Lesson 4 was a little more serious: when we tried to leave the Republic and head back to Squirrel Cove on Saturday evening, I pushed the boat off before we got the engine started (lesson 4.1). The engine never started (lesson 4.2) and we had to row to get back to our little cove. Finally after much flooding, we did manage to get going and putter back to the Government Dock and we learned lesson 4.3 the next day, which was completely wasted work-wise because we couldn't start the boat until a friendly guy called Ben came home from work and got it going on Sunday night - wouldn't take any cash at all for helping us, which is one of the reasons we love the island.

While Neville tried to start the boat, I whiled away some moments taking pics because it was one of those beautiful silky-grey mornings with not a ripple in sight.
Of course, Sunday was the day it hardly rained, but on Monday as we headed off to resume our work, it was raining again. But we did get the roofing felt on and now we're set to finish off the door and cladding on the next trip... and get the composting toilet in, I hope, because THIS time we're going to spend the night on The Seagull Republic. Unless of course anything goes wrong. The really exciting part is we can leave all the camp gear there next time, which makes each subsequent trip SO much easier.

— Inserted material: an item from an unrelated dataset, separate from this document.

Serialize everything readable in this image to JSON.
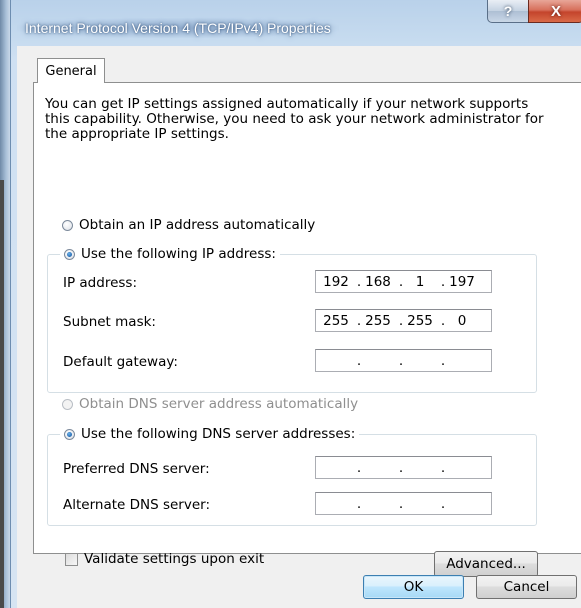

But the biggest lesson we learned this time is how little we really need to be comfortable on our land: a tiny bunky is our next big goal... life is so much better when one can get out of the rain and enjoy it! Of course, while we were getting ready to leave, the sun came out. What you can't see in any of our pics is the eerie sound of the wolf pack howling. Quite something to experience - it's chilling even in the middle of the day. So maybe that bunky is a prerequisite to spending the night on The Seagull Republic!